Following his bounce back, his reputation on the field recovered a good amount and he was able to transfer to USC for his redshirt junior season. He had his best season yet, hitting career-high marks in rushing attempts, rushing yards, rushing yards per attempt, receiving yards, and receiving yards per attempt. His per-game volume didn’t go up in USC’s pass-heavy offense, but his efficiency shot up through the roof. He led all running backs in most rushing categories and hit his first 1,000-yard yards from scrimmage season and decided to declare for the NFL Draft.

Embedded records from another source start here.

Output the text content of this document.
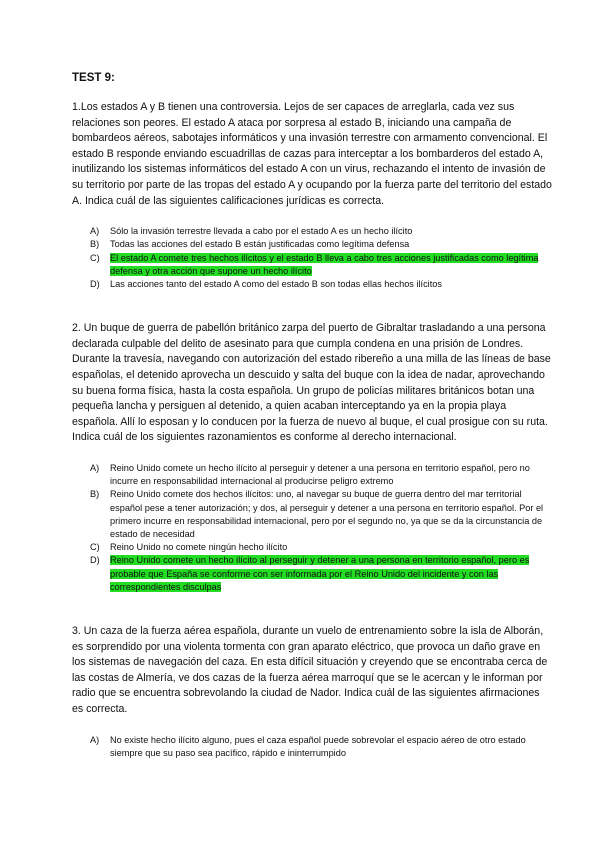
TEST 9:

1.Los estados A y B tienen una controversia. Lejos de ser capaces de arreglarla, cada vez sus relaciones son peores. El estado A ataca por sorpresa al estado B, iniciando una campaña de bombardeos aéreos, sabotajes informáticos y una invasión terrestre con armamento convencional. El estado B responde enviando escuadrillas de cazas para interceptar a los bombarderos del estado A, inutilizando los sistemas informáticos del estado A con un virus, rechazando el intento de invasión de su territorio por parte de las tropas del estado A y ocupando por la fuerza parte del territorio del estado A. Indica cuál de las siguientes calificaciones jurídicas es correcta.

A)	Sólo la invasión terrestre llevada a cabo por el estado A es un hecho ilícito
B)	Todas las acciones del estado B están justificadas como legítima defensa
C)	El estado A comete tres hechos ilícitos y el estado B lleva a cabo tres acciones justificadas como legítima defensa y otra acción que supone un hecho ilícito
D)	Las acciones tanto del estado A como del estado B son todas ellas hechos ilícitos

2. Un buque de guerra de pabellón británico zarpa del puerto de Gibraltar trasladando a una persona declarada culpable del delito de asesinato para que cumpla condena en una prisión de Londres. Durante la travesía, navegando con autorización del estado ribereño a una milla de las líneas de base españolas, el detenido aprovecha un descuido y salta del buque con la idea de nadar, aprovechando su buena forma física, hasta la costa española. Un grupo de policías militares británicos botan una pequeña lancha y persiguen al detenido, a quien acaban interceptando ya en la propia playa española. Allí lo esposan y lo conducen por la fuerza de nuevo al buque, el cual prosigue con su ruta. Indica cuál de los siguientes razonamientos es conforme al derecho internacional.

A)	Reino Unido comete un hecho ilícito al perseguir y detener a una persona en territorio español, pero no incurre en responsabilidad internacional al producirse peligro extremo
B)	Reino Unido comete dos hechos ilícitos: uno, al navegar su buque de guerra dentro del mar territorial español pese a tener autorización; y dos, al perseguir y detener a una persona en territorio español. Por el primero incurre en responsabilidad internacional, pero por el segundo no, ya que se da la circunstancia de estado de necesidad
C)	Reino Unido no comete ningún hecho ilícito
D)	Reino Unido comete un hecho ilícito al perseguir y detener a una persona en territorio español, pero es probable que España se conforme con ser informada por el Reino Unido del incidente y con las correspondientes disculpas

3. Un caza de la fuerza aérea española, durante un vuelo de entrenamiento sobre la isla de Alborán, es sorprendido por una violenta tormenta con gran aparato eléctrico, que provoca un daño grave en los sistemas de navegación del caza. En esta difícil situación y creyendo que se encontraba cerca de las costas de Almería, ve dos cazas de la fuerza aérea marroquí que se le acercan y le informan por radio que se encuentra sobrevolando la ciudad de Nador. Indica cuál de las siguientes afirmaciones es correcta.

A)	No existe hecho ilícito alguno, pues el caza español puede sobrevolar el espacio aéreo de otro estado siempre que su paso sea pacífico, rápido e ininterrumpido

To start, Marshawn Lloyd provides a lot of versatility in the lineup and scheme that he’s playing in. He’s a plus value in the receiving game with his hands, yards after the catch ability, ability to line up in different positions on the field, and his ability to run more routes than the normal “running back routes”. He proved to be a great compliment to Caleb Williams last year with his ability to work off-script when a play breaks down and be in an advantageous space for his quarterback. Once he gets the ball in space either during a run play or after the catch, he can turn it upfield with high-end speed for explosive plays.
As a runner, he’s impressive as well. He showed good burst off the line of scrimmage and paired that with solid vision. Behind the line of scrimmage and within the teeth of the defense, he showed good lateral mobility. For a player with his explosive ability, he also showed impressive physicality with a listed size of 5’9” and 210 lbs. He consistently displayed good lower body strength and a willingness to keep his legs churning. Plus the ability to bounce off tackles in space and run through arm tackles.

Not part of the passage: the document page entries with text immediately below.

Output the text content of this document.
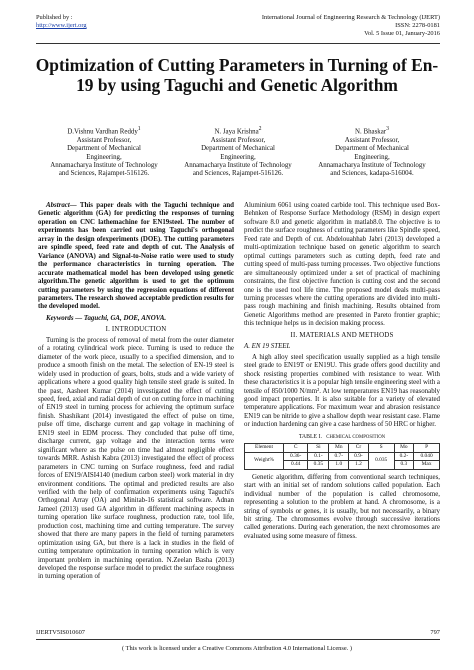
Published by :
http://www.ijert.org
International Journal of Engineering Research & Technology (IJERT)
ISSN: 2278-0181
Vol. 5 Issue 01, January-2016
Optimization of Cutting Parameters in Turning of En-19 by using Taguchi and Genetic Algorithm
D.Vishnu Vardhan Reddy$^1$
Assistant Professor,
Department of Mechanical
Engineering,
Annamacharya Institute of Technology
and Sciences, Rajampet-516126.
N. Jaya Krishna$^2$
Assistant Professor,
Department of Mechanical
Engineering,
Annamacharya Institute of Technology
and Sciences, Rajampet-516126.
N. Bhaskar$^3$
Assistant Professor,
Department of Mechanical
Engineering,
Annamacharya Institute of Technology
and Sciences, kadapa-516004.

Abstract— This paper deals with the Taguchi technique and Genetic algorithm (GA) for predicting the responses of turning operation on CNC lathemachine for EN19steel. The number of experiments has been carried out using Taguchi's orthogonal array in the design ofexperiments (DOE). The cutting parameters are spindle speed, feed rate and depth of cut. The Analysis of Variance (ANOVA) and Signal-to-Noise ratio were used to study the performance characteristics in turning operation. The accurate mathematical model has been developed using genetic algorithm.The genetic algorithm is used to get the optimum cutting parameters by using the regression equations of different parameters. The research showed acceptable prediction results for the developed model.

Keywords — Taguchi, GA, DOE, ANOVA.

I. INTRODUCTION

Turning is the process of removal of metal from the outer diameter of a rotating cylindrical work piece. Turning is used to reduce the diameter of the work piece, usually to a specified dimension, and to produce a smooth finish on the metal. The selection of EN-19 steel is widely used in production of gears, bolts, studs and a wide variety of applications where a good quality high tensile steel grade is suited. In the past, Aasheet Kumar (2014) investigated the effect of cutting speed, feed, axial and radial depth of cut on cutting force in machining of EN19 steel in turning process for achieving the optimum surface finish. Shashikant (2014) investigated the effect of pulse on time, pulse off time, discharge current and gap voltage in machining of EN19 steel in EDM process. They concluded that pulse off time, discharge current, gap voltage and the interaction terms were significant where as the pulse on time had almost negligible effect towards MRR. Ashish Kabra (2013) investigated the effect of process parameters in CNC turning on Surface roughness, feed and radial forces of EN19/AISI4140 (medium carbon steel) work material in dry environment conditions. The optimal and predicted results are also verified with the help of confirmation experiments using Taguchi's Orthogonal Array (OA) and Minitab-16 statistical software. Adnan Jameel (2013) used GA algorithm in different machining aspects in turning operation like surface roughness, production rate, tool life, production cost, machining time and cutting temperature. The survey showed that there are many papers in the field of turning parameters optimization using GA, but there is a lack in studies in the field of cutting temperature optimization in turning operation which is very important problem in machining operation. N.Zeelan Basha (2013) developed the response surface model to predict the surface roughness in turning operation of

Aluminium 6061 using coated carbide tool. This technique used Box-Behnken of Response Surface Methodology (RSM) in design expert software 8.0 and genetic algorithm in matlab8.0. The objective is to predict the surface roughness of cutting parameters like Spindle speed, Feed rate and Depth of cut. Abdelouahhab Jabri (2013) developed a multi-optimization technique based on genetic algorithm to search optimal cuttings parameters such as cutting depth, feed rate and cutting speed of multi-pass turning processes. Two objective functions are simultaneously optimized under a set of practical of machining constraints, the first objective function is cutting cost and the second one is the used tool life time. The proposed model deals multi-pass turning processes where the cutting operations are divided into multi-pass rough machining and finish machining. Results obtained from Genetic Algorithms method are presented in Pareto frontier graphic; this technique helps us in decision making process.

II. MATERIALS AND METHODS
A. EN 19 STEEL

A high alloy steel specification usually supplied as a high tensile steel grade to EN19T or EN19U. This grade offers good ductility and shock resisting properties combined with resistance to wear. With these characteristics it is a popular high tensile engineering steel with a tensile of 850/1000 N/mm². At low temperatures EN19 has reasonably good impact properties. It is also suitable for a variety of elevated temperature applications. For maximum wear and abrasion resistance EN19 can be nitride to give a shallow depth wear resistant case. Flame or induction hardening can give a case hardness of 50 HRC or higher.

TABLE I. CHEMICAL COMPOSITION
Element	C	Si	Mn	Cr	S	Mo	P
Weight%	0.36-	0.1-	0.7-	0.9-	0.035	0.2-	0.040
	0.44	0.35	1.0	1.2		0.3	Max

Genetic algorithm, differing from conventional search techniques, start with an initial set of random solutions called population. Each individual number of the population is called chromosome, representing a solution to the problem at hand. A chromosome, is a string of symbols or genes, it is usually, but not necessarily, a binary bit string. The chromosomes evolve through successive iterations called generations. During each generation, the next chromosomes are evaluated using some measure of fitness.

IJERTV5IS010607	797
( This work is licensed under a Creative Commons Attribution 4.0 International License. )
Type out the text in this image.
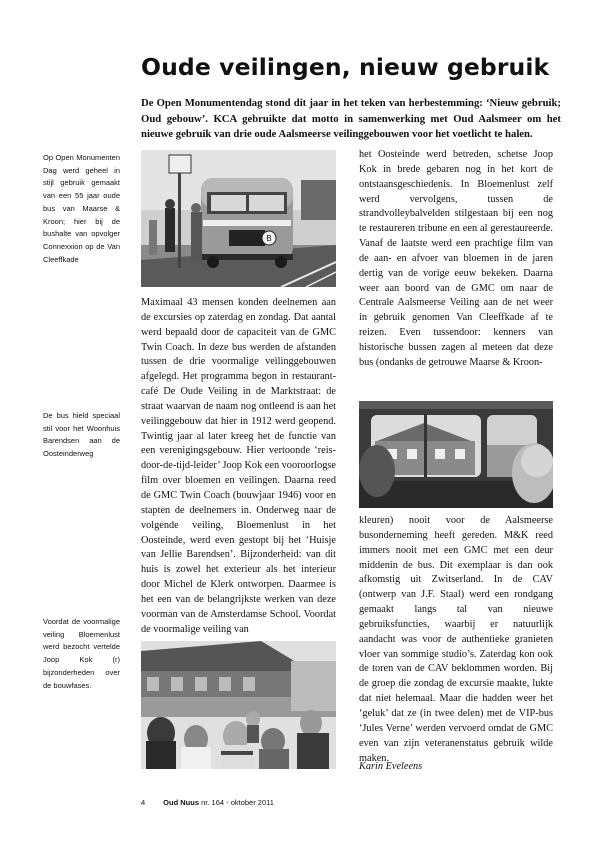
Oude veilingen, nieuw gebruik

De Open Monumentendag stond dit jaar in het teken van herbestemming: ‘Nieuw gebruik; Oud gebouw’. KCA gebruikte dat motto in samenwerking met Oud Aalsmeer om het nieuwe gebruik van drie oude Aalsmeerse veilinggebouwen voor het voetlicht te halen.

Op Open Monumenten Dag werd geheel in stijl gebruik gemaakt van een 55 jaar oude bus van Maarse & Kroon; hier bij de bushalte van opvolger Connexxion op de Van Cleeffkade

De bus hield speciaal stil voor het Woonhuis Barendsen aan de Oosteinderweg

Voordat de voormalige veiling Bloemenlust werd bezocht vertelde Joop Kok (r) bijzonderheden over de bouwfases.

B

Maximaal 43 mensen konden deelnemen aan de excursies op zaterdag en zondag. Dat aantal werd bepaald door de capaciteit van de GMC Twin Coach. In deze bus werden de afstanden tussen de drie voormalige veilinggebouwen afgelegd. Het programma begon in restaurant-café De Oude Veiling in de Marktstraat: de straat waarvan de naam nog ontleend is aan het veilinggebouw dat hier in 1912 werd geopend. Twintig jaar al later kreeg het de functie van een verenigingsgebouw. Hier vertoonde ‘reis-door-de-tijd-leider’ Joop Kok een vooroorlogse film over bloemen en veilingen. Daarna reed de GMC Twin Coach (bouwjaar 1946) voor en stapten de deelnemers in. Onderweg naar de volgende veiling, Bloemenlust in het Oosteinde, werd even gestopt bij het ‘Huisje van Jellie Barendsen’. Bijzonderheid: van dit huis is zowel het exterieur als het interieur door Michel de Klerk ontworpen. Daarmee is het een van de belangrijkste werken van deze voorman van de Amsterdamse School. Voordat de voormalige veiling van

het Oosteinde werd betreden, schetse Joop Kok in brede gebaren nog in het kort de ontstaansgeschiedenis. In Bloemenlust zelf werd vervolgens, tussen de strandvolleybalvelden stilgestaan bij een nog te restaureren tribune en een al gerestaureerde. Vanaf de laatste werd een prachtige film van de aan- en afvoer van bloemen in de jaren dertig van de vorige eeuw bekeken. Daarna weer aan boord van de GMC om naar de Centrale Aalsmeerse Veiling aan de net weer in gebruik genomen Van Cleeffkade af te reizen. Even tussendoor: kenners van historische bussen zagen al meteen dat deze bus (ondanks de getrouwe Maarse & Kroon-

kleuren) nooit voor de Aalsmeerse busonderneming heeft gereden. M&K reed immers nooit met een GMC met een deur middenin de bus. Dit exemplaar is dan ook afkomstig uit Zwitserland. In de CAV (ontwerp van J.F. Staal) werd een rondgang gemaakt langs tal van nieuwe gebruiksfuncties, waarbij er natuurlijk aandacht was voor de authentieke granieten vloer van sommige studio’s. Zaterdag kon ook de toren van de CAV beklommen worden. Bij de groep die zondag de excursie maakte, lukte dat niet helemaal. Maar die hadden weer het ‘geluk’ dat ze (in twee delen) met de VIP-bus ‘Jules Verne’ werden vervoerd omdat de GMC even van zijn veteranenstatus gebruik wilde maken.

Karin Eveleens

4 Oud Nuus nr. 164 - oktober 2011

While Lloyd is a very well-rounded prospect, there are still a few concerns with his prospect profile. Starting with his, at times, inconsistent vision and tendency to miss cut-back lanes. Additionally, he’s a great receiver out of the backfield and while he showed to be a willing blocker in pass protection, there were instances of being late to pick up the blitz that would lead to bad positioning. With his speed and burst, there are also times when he tries to press his runs to the outside too often even when the crease isn’t there, leading to missed yards on plays.

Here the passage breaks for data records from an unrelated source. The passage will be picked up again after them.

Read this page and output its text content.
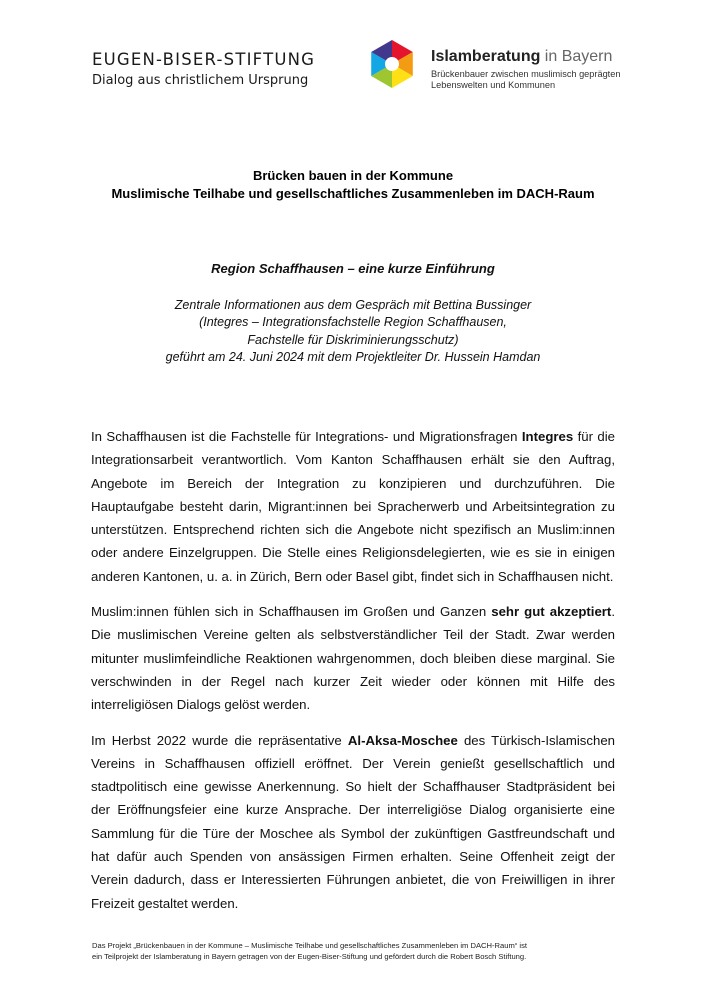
EUGEN-BISER-STIFTUNG
Dialog aus christlichem Ursprung
Islamberatung in Bayern
Brückenbauer zwischen muslimisch geprägten
Lebenswelten und Kommunen
Brücken bauen in der Kommune
Muslimische Teilhabe und gesellschaftliches Zusammenleben im DACH-Raum
Region Schaffhausen – eine kurze Einführung
Zentrale Informationen aus dem Gespräch mit Bettina Bussinger
(Integres – Integrationsfachstelle Region Schaffhausen,
Fachstelle für Diskriminierungsschutz)
geführt am 24. Juni 2024 mit dem Projektleiter Dr. Hussein Hamdan

In Schaffhausen ist die Fachstelle für Integrations- und Migrationsfragen Integres für die Integrationsarbeit verantwortlich. Vom Kanton Schaffhausen erhält sie den Auftrag, Angebote im Bereich der Integration zu konzipieren und durchzuführen. Die Hauptaufgabe besteht darin, Migrant:innen bei Spracherwerb und Arbeitsintegration zu unterstützen. Entsprechend richten sich die Angebote nicht spezifisch an Muslim:innen oder andere Einzelgruppen. Die Stelle eines Religionsdelegierten, wie es sie in einigen anderen Kantonen, u. a. in Zürich, Bern oder Basel gibt, findet sich in Schaffhausen nicht.

Muslim:innen fühlen sich in Schaffhausen im Großen und Ganzen sehr gut akzeptiert. Die muslimischen Vereine gelten als selbstverständlicher Teil der Stadt. Zwar werden mitunter muslimfeindliche Reaktionen wahrgenommen, doch bleiben diese marginal. Sie verschwinden in der Regel nach kurzer Zeit wieder oder können mit Hilfe des interreligiösen Dialogs gelöst werden.

Im Herbst 2022 wurde die repräsentative Al-Aksa-Moschee des Türkisch-Islamischen Vereins in Schaffhausen offiziell eröffnet. Der Verein genießt gesellschaftlich und stadtpolitisch eine gewisse Anerkennung. So hielt der Schaffhauser Stadtpräsident bei der Eröffnungsfeier eine kurze Ansprache. Der interreligiöse Dialog organisierte eine Sammlung für die Türe der Moschee als Symbol der zukünftigen Gastfreundschaft und hat dafür auch Spenden von ansässigen Firmen erhalten. Seine Offenheit zeigt der Verein dadurch, dass er Interessierten Führungen anbietet, die von Freiwilligen in ihrer Freizeit gestaltet werden.

Das Projekt „Brückenbauen in der Kommune – Muslimische Teilhabe und gesellschaftliches Zusammenleben im DACH-Raum“ ist
ein Teilprojekt der Islamberatung in Bayern getragen von der Eugen-Biser-Stiftung und gefördert durch die Robert Bosch Stiftung.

A concern that isn’t always warranted as we’ve seen plenty of running backs overcome this, is ball security. He was accredited with 8 total fumbles over the past 3 seasons. And a small negative is that while he does a lot of things well as a running back, he doesn’t quite have that one elite trait you can hang your hat on. And generally elite running backs in the NFL have that elite trait that they can always fall back on.
Pre Draft Analysis
Expected Draft Capital- Round 4
There are quite a few teams in need of a running back to contribute immediately with the opportunity to take a lead role. And the free agent market in the league right now is sparse at best, so that leaves at least a few teams eyeing running backs like Lloyd in the middle rounds. One of those teams would be Minnesota as both Alexander Mattison and Ty Chandler got significant run this season and were very average at best. Additionally, the Chargers will be left with just Isaiah Spiller at running back with expiring contracts this offseason and need bodies in that backfield. Lloyd would have the opportunity to walk in on day 1 at either of those organizations and immediately be one of the more explosive and talented running backs depending on free-agent signings.